A team of computer scientists has derived accurate, neighborhood-level estimates of the racial, economic and political characteristics of 200 U.S. cities using an unlikely data source — Google Street View images of people's cars.
Published this week in the Proceedings of the National Academy of Sciences, the report details how the scientists extracted 50 million photographs of street scenes captured by Google's Street View cars in 2013 and 2014. They then trained a computer algorithm to identify the make, model and year of 22 million automobiles appearing in neighborhoods in those images, parked outside homes or driving down the street.
The vehicles seen in Street View images are often small or blurry, making precise identification a challenge. So the researchers had human experts identify a small subsample of the vehicles and compare those to the results churned out by their algorithm. They that the algorithm correctly identified whether a vehicle was U.S.- or foreign-made roughly 88 percent of the time, got the manufacturer right 66 percent of the time and nailed the exact model 52 percent of the time.
While far from perfect, the sheer size of the vehicle database means those numbers are still useful for real-world statistical applications, like drawing connections between vehicle preferences and demographic data. The 22 million vehicles in the database comprise roughly 8 percent of all vehicles in the United States. By comparison, the U.S. Census Bureau's massive American Community Survey reaches only about 1.6 percent of American households each year, while the typical 1,000-person opinion poll includes just 0.0004 of American adults.
To test what this data set could be capable of, the researchers first paired the Zip code-level vehicle data with numbers on race, income and education from the American Community Survey. They did this for a random 15 percent of the Zip codes in their data set to create a “training set.” They then created another algorithm to go through the training set to see how vehicle characteristics correlated with neighborhood characteristics: What kinds of vehicles are disproportionately likely to appear in white neighborhoods, or black ones? Low-income vs. high-income? Highly-educated areas vs. less-educated ones?
That yielded a number of reliable correlations. The five vehicle types most closely associated with white neighborhoods, for instance, were SUVs, cars made by Jeep and Subaru, expensive cars, and cars classified as “wagons.” In black neighborhoods, on the other hand, Cadillacs, Buicks, Mercurys, Chryslers and sedan-type vehicles were more prevalent.
You can do similar exercises for other demographic characteristics, like educational attainment. People with graduate degrees were more likely to drive Audi hatchbacks with high city MPG. Those with less than a high school education, on the other hand, were more likely to drive cars made by U.S. manufacturers in the 1990s.
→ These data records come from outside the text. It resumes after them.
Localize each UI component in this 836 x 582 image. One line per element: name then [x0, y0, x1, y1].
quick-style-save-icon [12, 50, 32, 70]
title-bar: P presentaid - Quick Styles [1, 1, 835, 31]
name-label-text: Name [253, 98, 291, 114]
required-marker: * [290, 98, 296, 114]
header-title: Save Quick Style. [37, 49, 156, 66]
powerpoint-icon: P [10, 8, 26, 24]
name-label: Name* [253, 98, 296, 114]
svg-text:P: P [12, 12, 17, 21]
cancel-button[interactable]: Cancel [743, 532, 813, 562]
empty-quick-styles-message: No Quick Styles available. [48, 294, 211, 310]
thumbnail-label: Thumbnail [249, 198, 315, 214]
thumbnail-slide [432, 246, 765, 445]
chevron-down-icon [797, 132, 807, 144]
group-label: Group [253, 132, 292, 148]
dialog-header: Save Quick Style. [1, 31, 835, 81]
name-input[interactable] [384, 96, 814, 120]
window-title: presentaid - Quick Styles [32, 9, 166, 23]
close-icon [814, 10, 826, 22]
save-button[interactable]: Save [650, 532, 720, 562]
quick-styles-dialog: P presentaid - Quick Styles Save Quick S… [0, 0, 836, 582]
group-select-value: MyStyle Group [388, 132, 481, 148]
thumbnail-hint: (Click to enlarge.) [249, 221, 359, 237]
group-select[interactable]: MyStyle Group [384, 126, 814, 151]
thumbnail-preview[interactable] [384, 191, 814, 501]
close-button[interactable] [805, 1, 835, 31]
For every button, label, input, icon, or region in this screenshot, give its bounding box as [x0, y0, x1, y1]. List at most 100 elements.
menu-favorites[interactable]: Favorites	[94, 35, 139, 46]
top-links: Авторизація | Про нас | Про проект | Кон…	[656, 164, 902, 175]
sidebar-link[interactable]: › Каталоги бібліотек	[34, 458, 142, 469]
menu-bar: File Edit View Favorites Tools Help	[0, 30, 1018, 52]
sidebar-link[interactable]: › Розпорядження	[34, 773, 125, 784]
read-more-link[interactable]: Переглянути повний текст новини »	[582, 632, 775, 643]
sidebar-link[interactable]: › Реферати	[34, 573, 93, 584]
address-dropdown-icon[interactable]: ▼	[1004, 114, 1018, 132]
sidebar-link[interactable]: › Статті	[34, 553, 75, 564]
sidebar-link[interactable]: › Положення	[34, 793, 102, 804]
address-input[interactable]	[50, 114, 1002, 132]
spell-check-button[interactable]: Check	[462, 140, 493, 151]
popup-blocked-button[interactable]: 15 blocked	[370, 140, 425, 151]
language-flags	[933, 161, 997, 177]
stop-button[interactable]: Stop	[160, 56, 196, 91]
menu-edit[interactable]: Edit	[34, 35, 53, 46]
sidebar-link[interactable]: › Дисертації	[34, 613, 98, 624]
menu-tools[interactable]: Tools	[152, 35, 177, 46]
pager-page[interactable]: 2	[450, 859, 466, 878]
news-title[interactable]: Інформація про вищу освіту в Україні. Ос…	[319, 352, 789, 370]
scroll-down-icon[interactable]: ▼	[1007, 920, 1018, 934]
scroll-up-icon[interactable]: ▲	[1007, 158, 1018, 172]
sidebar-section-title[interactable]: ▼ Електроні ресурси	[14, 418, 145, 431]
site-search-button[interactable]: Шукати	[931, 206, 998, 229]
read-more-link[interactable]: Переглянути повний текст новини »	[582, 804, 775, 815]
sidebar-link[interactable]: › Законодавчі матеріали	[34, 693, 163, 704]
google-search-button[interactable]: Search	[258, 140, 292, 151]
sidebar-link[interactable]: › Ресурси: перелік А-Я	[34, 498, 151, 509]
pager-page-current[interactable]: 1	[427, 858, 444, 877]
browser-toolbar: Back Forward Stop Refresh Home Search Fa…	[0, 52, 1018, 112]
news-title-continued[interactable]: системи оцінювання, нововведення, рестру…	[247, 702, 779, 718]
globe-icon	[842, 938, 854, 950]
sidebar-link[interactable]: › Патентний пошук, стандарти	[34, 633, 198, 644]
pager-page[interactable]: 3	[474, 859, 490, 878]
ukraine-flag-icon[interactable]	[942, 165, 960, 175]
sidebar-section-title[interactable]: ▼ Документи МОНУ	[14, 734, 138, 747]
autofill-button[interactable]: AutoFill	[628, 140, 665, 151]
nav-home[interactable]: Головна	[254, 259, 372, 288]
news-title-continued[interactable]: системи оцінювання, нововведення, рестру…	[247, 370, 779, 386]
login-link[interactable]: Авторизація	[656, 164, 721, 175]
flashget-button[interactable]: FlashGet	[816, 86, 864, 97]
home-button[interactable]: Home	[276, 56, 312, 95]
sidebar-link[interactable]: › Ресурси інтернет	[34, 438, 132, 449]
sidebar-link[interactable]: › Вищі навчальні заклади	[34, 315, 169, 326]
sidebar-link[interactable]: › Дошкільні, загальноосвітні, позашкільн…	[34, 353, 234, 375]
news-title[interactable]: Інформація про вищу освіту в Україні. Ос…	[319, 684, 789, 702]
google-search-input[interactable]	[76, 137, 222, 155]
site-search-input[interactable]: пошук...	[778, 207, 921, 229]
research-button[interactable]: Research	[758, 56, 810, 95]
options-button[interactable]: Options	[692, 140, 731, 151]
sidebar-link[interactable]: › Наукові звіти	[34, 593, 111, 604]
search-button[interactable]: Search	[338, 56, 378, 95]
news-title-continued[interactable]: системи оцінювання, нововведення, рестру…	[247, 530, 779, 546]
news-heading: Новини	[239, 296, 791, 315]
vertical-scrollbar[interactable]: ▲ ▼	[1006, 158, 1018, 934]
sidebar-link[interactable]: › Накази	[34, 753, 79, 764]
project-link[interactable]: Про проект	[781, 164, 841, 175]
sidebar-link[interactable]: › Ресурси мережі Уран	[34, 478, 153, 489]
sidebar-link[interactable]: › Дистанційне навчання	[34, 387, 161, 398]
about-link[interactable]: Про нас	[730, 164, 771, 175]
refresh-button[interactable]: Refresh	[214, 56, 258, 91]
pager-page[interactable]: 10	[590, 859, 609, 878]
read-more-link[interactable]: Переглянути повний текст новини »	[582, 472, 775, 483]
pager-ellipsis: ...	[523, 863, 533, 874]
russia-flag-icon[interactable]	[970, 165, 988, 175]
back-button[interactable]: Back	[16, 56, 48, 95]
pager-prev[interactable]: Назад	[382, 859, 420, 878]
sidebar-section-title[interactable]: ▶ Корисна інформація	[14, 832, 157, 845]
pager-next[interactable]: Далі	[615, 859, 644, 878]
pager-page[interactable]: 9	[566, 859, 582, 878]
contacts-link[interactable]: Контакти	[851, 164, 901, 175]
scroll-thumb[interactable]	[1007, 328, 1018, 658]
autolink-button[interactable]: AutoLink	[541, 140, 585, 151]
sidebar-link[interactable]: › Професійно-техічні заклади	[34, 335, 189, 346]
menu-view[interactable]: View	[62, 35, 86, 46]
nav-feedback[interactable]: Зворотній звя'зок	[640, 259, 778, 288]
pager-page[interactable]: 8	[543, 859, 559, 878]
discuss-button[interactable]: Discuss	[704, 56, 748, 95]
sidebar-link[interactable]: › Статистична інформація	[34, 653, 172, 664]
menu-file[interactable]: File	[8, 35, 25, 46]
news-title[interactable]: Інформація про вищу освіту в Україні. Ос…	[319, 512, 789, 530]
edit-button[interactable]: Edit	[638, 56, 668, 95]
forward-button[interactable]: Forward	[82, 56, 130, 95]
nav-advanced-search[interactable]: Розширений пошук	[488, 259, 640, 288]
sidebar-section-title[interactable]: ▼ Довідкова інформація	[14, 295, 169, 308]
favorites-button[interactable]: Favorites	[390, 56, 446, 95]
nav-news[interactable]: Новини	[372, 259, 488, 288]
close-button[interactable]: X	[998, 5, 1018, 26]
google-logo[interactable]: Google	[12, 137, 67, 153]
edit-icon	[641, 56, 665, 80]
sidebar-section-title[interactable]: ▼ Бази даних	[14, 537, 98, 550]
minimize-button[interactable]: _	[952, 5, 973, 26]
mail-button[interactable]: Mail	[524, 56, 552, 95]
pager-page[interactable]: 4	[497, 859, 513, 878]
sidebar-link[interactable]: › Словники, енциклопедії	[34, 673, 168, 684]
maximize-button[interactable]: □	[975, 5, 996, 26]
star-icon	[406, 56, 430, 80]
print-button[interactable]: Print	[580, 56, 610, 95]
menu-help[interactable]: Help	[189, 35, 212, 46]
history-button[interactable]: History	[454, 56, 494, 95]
One important thing to note is that these are just correlations. Saying that white people are more likely to drive Subaru wagons isn't the same as saying all white people drive Subaru wagons, or that all Subaru wagons are driven by white people. But the data set showed that white people were more likely than black or Asian people to drive those cars.
Armed with all these correlations, it was time to put the algorithm to its true test: Could it accurately infer the demographics of the remaining 85 percent of Zip codes, given only the car data?
Short answer: yep. “We found a strong correlation between our results and ACS [American Community Survey] values for every demographic statistic we examined,” the researchers wrote. They plotted the algorithm's demographic estimates against the actual numbers from the ACS and measured their correlation coefficient: a number from zero (no correlation) to 1 (perfect correlation) that measures how accurately one set of numbers can predict the variation in a separate set of numbers.
At the city level, the algorithm did a particularly good job of predicting the percent of Asians (correlation coefficient of 0.87), blacks (0.82) and whites (0.77). It also predicted median household income (0.82) quite well. On measures of educational attainment, the correlation coefficients ran from about 0.54 to 0.70 — again, not perfect, but fairly impressive accuracy considering the predictions derived solely from auto information and nothing else.
“Taken together, these results show our ability to estimate demographic parameters, as assessed by the ACS, using the automated identification of vehicles in Google Street View data,” the researchers wrote. They pointed out that if they broadened the scope of their inquiry — extracting not just cars, for instance, but also features of homes, landscaping, or sidewalks and roads — they would probably be able to achieve even greater accuracy.
It's a little unsettling that a computer can figure out so much about us simply by noting what types of vehicles we drive, and indeed the authors note that the research raises “important ethical concerns” related to expectations of privacy and fairness. What happens if say, insurers start charging higher rates based on Street View photos of neighborhoods? Or if a bank denies a mortgage to someone based on the type of car they drive?
The researchers say those perils need to be carefully weighed against the prospect of more accurate and more immediate data on the communities we live in, which could be used to improve our understanding of ourselves — “the potential to measure demographics with fine spatial resolution, in close to real time.”